Les dieux se définissent aussi par leurs pouvoirs. Reprenant l'exemple de Zeus ou Wotan, ils ont le pouvoir de foudre. Les dieux monothéistes prétendent pour la plupart à l'omnipotence. Cette omnipotence et cette unicité affirmée est souvent limitée par d'autres créatures aux pouvoirs que l'on peut considérer que comme divin. Dans le cas des religions monothéistes écrites transcendantes, les dieux ont un adversaire, le diable, qui une sorte de dieu négatif. Le pouvoir s'incarne dans une flopée de serviteurs qui démultiplient le nombre de créatures para-divine. La mythologie des monothéismes est inspirée de religions qui l'ont précédée. Certains des serviteurs des dieux uniques ont les pouvoirs de dieux polythéistes. Les anges sont les messagers de ces dieux comme Hermès dans l'Olympe de la mythologie grecque antique.

Toutes ces mythologies pourraient être bien inoffensives si elles ne s'incarnaient pas dans un clergé. Les noms des prêtres sont multiples, mais leurs pouvoirs sont réels. De fait, les prêtres se déclarent seuls à avoir l'oreille ,la parole, l'interprétation et la compréhension du dieu, de l'esprit, de la lettre ou de la créature ayant les pouvoirs divins. C'est ce qui fonde leur pouvoir. Et comme les dieux sont muets, ils peuvent affirmer tout et son contraire. Pour renforcer leur pouvoir, le clergé a inventé la théologie.

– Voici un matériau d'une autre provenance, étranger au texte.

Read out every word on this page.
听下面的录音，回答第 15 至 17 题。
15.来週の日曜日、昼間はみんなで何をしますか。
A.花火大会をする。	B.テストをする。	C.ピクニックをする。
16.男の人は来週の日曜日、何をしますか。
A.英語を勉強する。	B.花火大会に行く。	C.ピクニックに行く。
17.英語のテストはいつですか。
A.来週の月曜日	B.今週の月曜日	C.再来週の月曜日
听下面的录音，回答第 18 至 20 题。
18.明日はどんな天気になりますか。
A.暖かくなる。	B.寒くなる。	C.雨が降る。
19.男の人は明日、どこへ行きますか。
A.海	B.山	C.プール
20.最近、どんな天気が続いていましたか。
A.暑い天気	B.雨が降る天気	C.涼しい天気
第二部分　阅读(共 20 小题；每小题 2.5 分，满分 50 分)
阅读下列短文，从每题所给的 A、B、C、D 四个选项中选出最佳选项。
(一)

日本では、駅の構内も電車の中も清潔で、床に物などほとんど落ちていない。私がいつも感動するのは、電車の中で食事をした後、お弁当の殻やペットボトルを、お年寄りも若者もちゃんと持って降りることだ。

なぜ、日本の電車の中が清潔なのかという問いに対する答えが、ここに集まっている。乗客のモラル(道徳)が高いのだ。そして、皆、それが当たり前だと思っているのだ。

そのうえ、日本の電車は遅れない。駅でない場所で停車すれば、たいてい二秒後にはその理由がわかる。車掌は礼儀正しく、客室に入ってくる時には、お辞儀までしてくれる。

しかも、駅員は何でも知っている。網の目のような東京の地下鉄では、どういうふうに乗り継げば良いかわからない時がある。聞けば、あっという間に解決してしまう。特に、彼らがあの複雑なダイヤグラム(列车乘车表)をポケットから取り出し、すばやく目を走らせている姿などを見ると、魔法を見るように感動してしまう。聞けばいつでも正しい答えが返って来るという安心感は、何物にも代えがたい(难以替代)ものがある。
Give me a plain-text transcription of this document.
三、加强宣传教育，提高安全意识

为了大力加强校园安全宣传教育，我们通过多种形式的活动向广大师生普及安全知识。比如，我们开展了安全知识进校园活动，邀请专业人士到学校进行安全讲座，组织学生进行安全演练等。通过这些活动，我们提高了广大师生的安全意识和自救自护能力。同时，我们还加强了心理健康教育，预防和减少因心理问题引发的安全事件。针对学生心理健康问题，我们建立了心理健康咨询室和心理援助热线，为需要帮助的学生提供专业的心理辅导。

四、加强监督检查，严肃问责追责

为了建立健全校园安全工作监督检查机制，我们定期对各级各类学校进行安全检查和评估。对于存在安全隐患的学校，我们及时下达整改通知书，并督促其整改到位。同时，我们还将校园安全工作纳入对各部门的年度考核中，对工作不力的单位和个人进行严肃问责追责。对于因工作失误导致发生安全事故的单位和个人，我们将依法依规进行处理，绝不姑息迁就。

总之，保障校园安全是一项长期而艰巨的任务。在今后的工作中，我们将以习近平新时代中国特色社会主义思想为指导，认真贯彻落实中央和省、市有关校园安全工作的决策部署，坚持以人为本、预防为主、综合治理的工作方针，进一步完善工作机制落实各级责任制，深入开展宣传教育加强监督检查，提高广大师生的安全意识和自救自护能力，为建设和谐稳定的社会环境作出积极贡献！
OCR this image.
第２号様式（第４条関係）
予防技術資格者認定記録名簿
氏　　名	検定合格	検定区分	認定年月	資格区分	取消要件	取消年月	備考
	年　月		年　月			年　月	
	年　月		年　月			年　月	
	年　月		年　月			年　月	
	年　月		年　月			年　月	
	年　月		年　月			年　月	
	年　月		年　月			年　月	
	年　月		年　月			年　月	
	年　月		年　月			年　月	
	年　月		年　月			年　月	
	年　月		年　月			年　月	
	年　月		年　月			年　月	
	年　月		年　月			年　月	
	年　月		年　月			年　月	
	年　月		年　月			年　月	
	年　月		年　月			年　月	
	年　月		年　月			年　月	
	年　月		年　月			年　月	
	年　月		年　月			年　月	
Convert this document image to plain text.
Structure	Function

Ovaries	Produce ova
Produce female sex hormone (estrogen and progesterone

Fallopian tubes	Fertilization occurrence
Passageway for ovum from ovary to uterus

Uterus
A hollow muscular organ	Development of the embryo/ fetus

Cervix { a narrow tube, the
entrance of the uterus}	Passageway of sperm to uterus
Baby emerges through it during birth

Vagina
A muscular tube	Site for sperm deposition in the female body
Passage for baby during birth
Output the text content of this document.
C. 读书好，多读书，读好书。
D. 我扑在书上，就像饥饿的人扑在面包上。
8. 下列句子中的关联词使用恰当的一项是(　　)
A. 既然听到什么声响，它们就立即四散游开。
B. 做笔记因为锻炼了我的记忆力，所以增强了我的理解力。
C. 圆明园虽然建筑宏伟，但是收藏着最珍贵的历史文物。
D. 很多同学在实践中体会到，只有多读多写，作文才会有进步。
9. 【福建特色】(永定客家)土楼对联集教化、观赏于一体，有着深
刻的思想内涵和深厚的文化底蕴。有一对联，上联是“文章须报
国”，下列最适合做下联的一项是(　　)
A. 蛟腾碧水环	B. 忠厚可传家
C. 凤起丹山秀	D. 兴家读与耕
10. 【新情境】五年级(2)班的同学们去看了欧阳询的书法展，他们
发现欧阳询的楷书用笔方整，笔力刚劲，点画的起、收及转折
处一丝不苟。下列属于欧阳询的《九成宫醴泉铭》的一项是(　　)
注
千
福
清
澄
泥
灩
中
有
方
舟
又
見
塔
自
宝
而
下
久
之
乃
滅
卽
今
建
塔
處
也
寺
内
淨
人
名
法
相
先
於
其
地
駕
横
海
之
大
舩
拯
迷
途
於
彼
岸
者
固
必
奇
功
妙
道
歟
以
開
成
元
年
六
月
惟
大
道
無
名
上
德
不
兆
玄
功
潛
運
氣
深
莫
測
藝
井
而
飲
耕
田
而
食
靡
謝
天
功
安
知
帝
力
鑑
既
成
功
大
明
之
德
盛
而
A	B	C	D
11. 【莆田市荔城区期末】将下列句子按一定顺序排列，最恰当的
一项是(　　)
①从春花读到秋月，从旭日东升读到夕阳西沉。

La théologie est la définition juridique des désirs d'un dieu. Si deux théologies se contredisent ne fussent que sur un point, c'est que se sont deux dieux différents, même s'ils ont le même nom, la même nature et la même forme. La théologie codifie les dieux. Elle leur donne une forme politique et sociologique. Elle est définie par les chefs des prêtres. Ceux-ci, dès qu'ils ont le pouvoir, assurent leur propre domination. Lorsqu'ils existent dans un état qui n'est pas purement théocratique, ils soutiennent en général les puissants, pour que leur point de vue s'impose.

La forme juridique théocratique la plus aboutie permet la création de tribunaux et de polices religieuses. Ceux-ci utilisent tous les moyens de coercition possible. Le pire est justifié au nom du ou des dieux. L’orthodoxie se définie selon la forme du pouvoir en place, et selon les desiderata du chef. Ils peuvent justifier ainsi tous les débordements, selon leurs intérêts. Le chef et ses seconds peuvent déroger à la règle commune, au nom de leur exceptionnalité. Le croyant de base, lui, subira la violence de la communauté. L'un a tous les droits, l'autre tous les devoirs.

Les dieux ne pourraient pas exister sans la masse des croyants. Les prêtres se réservent des places sans dangers ni efforts, ils délèguent les actes durs aux croyants en leur donnant des illusions. La théologie permet d'imposer le style de vie que les prêtres disent bon, tout en assurant son propre confort. Le croyant est opposé à l'infidèle, tenant de toutes les difficultés de la société. Ainsi se justifie la violence, l'exclusion et toutes les formes de mépris possible. Il change la nature des mots conformément à son interlocuteur.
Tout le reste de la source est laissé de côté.